Abstract

Robot manipulators have been extensively used in complex environments to complete diverse tasks. The teleoperation control based on human-like adaptivity in the robot manipulator is a growing and challenging field. This paper developed a disturbance-observer-based fuzzy control framework for a robot manipulator using an electromyography- (EMG-) driven neuromusculoskeletal (NMS) model. The motion intention (desired torque) was estimated by the EMG-driven NMS model with EMG signals and joint angles from the user. The desired torque was transmitted into the desired velocity for the robot manipulator system through an admittance filter. In the robot manipulator system, a fuzzy logic system, utilizing an integral Lyapunov function, was applied for robot manipulator systems subject to model uncertainties and external disturbances. To compensate for the external disturbances, fuzzy approximation errors, and nonlinear dynamics, a disturbance observer was integrated into the controller. The developed control algorithm was validated with a 2-DOFs robot manipulator in simulation. The results indicate the proposed control framework is effective and crucial for the applications in robot manipulator control.

1. Introduction

Robotic manipulators are increasingly used in welding automation, robotic surgery [1], and space, as they are able to complete diverse tasks in complex environments, such as uncertain system dynamics, time-vary delays, and unknown external disturbances. The robot manipulator may work within dangerous environments for unfriendly tasks, such as handing radioactive material and searching, and the teleoperation control of the robot manipulator has been widely utilized into the controller design. Yang et al. [2] proposed an admittance-adaptation-based methodology for robot manipulators when interacting with unknown environments and guaranteed trajectory tracking performance. Recently, there is a growing demand for the natural interface between the robotic manipulator and the user [3]. Specifically, the robotic manipulator is teleoperated by the user with human-like characteristics. A human-like learning controller was proposed to optimally adapt interaction with unknown environments [4], and the human-like adaptivity was shown well by the robot manipulator in stable and unstable tasks.

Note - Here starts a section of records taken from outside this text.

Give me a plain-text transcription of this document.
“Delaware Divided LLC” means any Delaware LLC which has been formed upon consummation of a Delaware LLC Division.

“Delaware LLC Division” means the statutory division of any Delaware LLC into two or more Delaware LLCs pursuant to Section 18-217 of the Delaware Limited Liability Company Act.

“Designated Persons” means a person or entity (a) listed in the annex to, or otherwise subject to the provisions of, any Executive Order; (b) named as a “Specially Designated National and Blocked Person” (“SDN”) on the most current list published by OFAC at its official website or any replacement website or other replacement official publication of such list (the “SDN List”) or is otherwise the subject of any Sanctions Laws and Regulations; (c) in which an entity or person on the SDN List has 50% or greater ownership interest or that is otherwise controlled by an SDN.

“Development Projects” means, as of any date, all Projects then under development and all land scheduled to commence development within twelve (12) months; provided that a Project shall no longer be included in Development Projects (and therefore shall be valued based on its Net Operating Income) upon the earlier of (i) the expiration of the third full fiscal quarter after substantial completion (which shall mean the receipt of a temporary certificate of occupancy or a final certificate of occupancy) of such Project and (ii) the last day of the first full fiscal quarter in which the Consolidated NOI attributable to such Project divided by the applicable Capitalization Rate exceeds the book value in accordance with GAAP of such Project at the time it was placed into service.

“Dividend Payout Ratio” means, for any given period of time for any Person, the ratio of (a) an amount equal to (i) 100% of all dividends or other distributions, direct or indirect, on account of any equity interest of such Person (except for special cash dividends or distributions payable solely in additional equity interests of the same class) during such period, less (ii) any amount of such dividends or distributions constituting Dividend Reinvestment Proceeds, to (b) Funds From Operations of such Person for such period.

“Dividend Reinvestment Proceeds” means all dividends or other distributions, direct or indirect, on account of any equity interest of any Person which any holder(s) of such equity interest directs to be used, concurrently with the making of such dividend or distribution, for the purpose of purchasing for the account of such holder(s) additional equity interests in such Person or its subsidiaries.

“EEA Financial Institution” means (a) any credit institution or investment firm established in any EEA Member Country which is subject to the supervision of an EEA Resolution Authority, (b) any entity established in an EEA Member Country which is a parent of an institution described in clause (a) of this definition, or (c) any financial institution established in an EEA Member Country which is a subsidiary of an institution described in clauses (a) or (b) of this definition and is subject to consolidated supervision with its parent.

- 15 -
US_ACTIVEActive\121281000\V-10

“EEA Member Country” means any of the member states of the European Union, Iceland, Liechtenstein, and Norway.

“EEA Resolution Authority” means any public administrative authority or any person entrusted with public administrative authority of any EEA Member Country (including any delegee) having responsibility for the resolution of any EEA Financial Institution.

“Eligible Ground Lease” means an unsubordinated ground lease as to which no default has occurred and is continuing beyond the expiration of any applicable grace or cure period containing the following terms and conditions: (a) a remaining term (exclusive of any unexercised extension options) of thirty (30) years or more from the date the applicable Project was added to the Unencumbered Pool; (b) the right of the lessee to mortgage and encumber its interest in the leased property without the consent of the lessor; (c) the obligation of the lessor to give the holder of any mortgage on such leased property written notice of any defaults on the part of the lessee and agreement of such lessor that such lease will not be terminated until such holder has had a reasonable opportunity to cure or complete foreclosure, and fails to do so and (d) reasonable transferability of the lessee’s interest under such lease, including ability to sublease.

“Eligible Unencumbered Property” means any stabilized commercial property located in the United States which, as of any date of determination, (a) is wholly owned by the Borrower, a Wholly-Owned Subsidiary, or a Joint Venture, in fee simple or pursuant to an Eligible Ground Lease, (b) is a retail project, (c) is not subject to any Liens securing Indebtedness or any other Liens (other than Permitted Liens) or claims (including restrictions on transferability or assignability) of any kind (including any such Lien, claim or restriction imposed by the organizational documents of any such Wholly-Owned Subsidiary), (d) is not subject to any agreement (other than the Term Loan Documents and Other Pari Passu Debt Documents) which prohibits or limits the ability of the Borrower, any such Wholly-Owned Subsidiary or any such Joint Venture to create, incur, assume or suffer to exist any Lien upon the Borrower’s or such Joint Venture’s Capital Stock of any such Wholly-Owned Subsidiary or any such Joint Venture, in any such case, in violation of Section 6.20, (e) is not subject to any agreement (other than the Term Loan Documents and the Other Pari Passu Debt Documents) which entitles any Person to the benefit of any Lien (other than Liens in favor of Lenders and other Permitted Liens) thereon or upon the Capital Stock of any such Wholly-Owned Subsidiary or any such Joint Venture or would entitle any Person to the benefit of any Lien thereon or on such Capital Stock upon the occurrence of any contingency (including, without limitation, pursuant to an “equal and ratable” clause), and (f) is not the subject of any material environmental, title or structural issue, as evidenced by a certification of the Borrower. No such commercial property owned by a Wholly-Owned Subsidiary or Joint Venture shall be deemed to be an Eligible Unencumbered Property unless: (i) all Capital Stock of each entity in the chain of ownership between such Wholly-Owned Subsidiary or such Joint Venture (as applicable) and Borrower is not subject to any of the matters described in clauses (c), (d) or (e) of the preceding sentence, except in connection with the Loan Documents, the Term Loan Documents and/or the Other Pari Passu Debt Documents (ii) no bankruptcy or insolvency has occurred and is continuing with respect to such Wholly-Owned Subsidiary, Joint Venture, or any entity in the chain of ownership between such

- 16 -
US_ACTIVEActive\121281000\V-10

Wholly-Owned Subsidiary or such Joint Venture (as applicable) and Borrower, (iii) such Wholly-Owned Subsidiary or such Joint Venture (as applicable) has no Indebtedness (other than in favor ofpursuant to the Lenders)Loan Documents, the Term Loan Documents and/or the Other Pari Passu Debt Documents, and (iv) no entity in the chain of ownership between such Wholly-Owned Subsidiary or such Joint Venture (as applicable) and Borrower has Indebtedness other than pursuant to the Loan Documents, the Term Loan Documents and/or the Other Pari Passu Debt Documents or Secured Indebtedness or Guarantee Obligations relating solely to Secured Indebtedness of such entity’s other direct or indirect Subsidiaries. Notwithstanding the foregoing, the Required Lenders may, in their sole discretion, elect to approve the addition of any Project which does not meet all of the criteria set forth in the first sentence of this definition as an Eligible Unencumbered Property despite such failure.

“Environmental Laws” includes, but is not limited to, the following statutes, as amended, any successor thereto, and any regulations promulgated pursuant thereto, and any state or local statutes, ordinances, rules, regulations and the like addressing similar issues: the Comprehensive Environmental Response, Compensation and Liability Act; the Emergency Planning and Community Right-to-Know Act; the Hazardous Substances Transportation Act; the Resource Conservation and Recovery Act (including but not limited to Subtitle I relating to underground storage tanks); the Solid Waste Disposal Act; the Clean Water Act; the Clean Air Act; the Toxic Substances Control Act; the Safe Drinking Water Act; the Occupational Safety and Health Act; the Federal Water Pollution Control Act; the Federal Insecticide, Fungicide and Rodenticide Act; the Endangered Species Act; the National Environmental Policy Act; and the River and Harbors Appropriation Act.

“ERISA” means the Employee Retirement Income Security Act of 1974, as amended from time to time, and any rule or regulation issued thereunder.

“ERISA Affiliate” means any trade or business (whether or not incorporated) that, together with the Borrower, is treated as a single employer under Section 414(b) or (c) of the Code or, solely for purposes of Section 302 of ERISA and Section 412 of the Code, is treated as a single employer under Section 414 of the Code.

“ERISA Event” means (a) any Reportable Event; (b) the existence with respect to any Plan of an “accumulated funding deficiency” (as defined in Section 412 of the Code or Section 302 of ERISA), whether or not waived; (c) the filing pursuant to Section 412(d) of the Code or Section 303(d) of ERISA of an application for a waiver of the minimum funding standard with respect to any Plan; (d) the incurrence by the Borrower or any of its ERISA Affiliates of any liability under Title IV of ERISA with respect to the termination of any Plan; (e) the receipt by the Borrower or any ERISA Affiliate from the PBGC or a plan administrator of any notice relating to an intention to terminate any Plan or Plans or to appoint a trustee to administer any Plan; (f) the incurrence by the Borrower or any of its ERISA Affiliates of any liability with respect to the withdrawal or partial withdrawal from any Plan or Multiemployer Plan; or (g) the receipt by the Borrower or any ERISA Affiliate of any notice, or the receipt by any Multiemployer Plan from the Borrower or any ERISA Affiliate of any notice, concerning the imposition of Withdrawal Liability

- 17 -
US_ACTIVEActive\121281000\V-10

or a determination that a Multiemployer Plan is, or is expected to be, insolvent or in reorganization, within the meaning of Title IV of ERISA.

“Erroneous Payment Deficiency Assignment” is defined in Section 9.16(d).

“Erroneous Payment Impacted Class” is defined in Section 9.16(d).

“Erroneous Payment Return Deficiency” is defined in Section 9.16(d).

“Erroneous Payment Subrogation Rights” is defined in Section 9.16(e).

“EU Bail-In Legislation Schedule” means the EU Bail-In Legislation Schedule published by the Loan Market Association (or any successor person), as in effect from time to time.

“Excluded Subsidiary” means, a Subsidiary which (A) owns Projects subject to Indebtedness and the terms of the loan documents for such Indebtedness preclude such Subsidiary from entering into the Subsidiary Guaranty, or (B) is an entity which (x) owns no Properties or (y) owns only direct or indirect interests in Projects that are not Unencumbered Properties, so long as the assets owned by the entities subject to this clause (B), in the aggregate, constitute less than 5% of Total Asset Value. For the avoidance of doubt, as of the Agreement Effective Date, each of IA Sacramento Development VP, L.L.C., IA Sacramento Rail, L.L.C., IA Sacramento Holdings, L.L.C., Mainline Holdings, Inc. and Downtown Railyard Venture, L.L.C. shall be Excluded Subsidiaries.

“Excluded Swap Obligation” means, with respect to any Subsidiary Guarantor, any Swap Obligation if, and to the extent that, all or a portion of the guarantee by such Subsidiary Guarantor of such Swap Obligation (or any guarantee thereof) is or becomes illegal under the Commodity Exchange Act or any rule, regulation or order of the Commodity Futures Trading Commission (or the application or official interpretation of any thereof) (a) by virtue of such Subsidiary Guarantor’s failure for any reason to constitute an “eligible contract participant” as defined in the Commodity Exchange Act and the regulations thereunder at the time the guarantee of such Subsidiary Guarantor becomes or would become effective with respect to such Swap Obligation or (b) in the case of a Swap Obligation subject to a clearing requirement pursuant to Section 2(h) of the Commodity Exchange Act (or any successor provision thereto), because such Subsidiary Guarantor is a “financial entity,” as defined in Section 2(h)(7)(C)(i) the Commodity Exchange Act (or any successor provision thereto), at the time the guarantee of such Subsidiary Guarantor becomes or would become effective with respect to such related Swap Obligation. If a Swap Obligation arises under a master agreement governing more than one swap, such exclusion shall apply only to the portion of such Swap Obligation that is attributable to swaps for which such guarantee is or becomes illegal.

The development of robot manipulator controller with human-like characteristics (the user’s intention) requires accurate and robust decoding of motor function. Muscle electromyographic (EMG) signals from the central nervous system (CNS) [5, 6] are widely used in the user’s intention detection as EMG signals are relatively easy to acquire and process and provide essential information on human motion. EMG-based modelling methodologies have been utilized into various human-machine control algorithms for robot manipulators. Ryu et al. [7] developed a continuous position-based strategy for a robot manipulator with EMG signals and the manipulator could replicate the movements from the user well, thereby improving the control strategy for teleoperated robot manipulators. Artemiadis et al. [3] proposed a teleportation methodology for a robot manipulator based on EMG signals and position feedback and realized a good master-slave manipulator system with human-like adaptivity. Bu et al. [8] proposed a Bayesian-network-based model to predict occurrence probabilities of the motions with the given information of the previous motion and classify hybrid motions with EMG signals. Their results demonstrated that the EMG-based Bayesian network model could improve the robustness and stability for motion classification. Therefore, integrating an EMG-driven neuromusculoskeletal (NMS) model with human-like characteristics into the robot manipulator controller is valuable and could be crucial in the robot manipulator control field [9].

Diverse control strategies for robot manipulators have been developed in complex environments [1012], as these environments could degrade the performance of the robot manipulator system [13, 14]. Lin et al. [15] developed fuzzy Gaussian mixture models to approximate the objects’ shape for robot manipulator grasping tasks under unknown environments, and the model has a good grasp quality. He et al. [16] proposed a disturbance-observer-based control strategy to approximate unknown parameters and disturbance for multimanipulator robots and validated on a dual-arm cooperative robot (Baxter). Their results showed that the controller has an accurate control performance and was able to compensate for the errors due to the model uncertainties and external disturbances. Yang et al. [17] proposed a disturbance-observer-based impedance control for uncertain robot manipulators in unknown environments. Fuzzy logic system and disturbance observer are two commonly used techniques in the control system to compensate for unknown functions, parameters, and disturbance [1820]. Therefore, in this study, a disturbance-observer-based fuzzy algorithm was integrated into the control framework for a robot manipulator, subjected to practical problems including external disturbances and model uncertainties.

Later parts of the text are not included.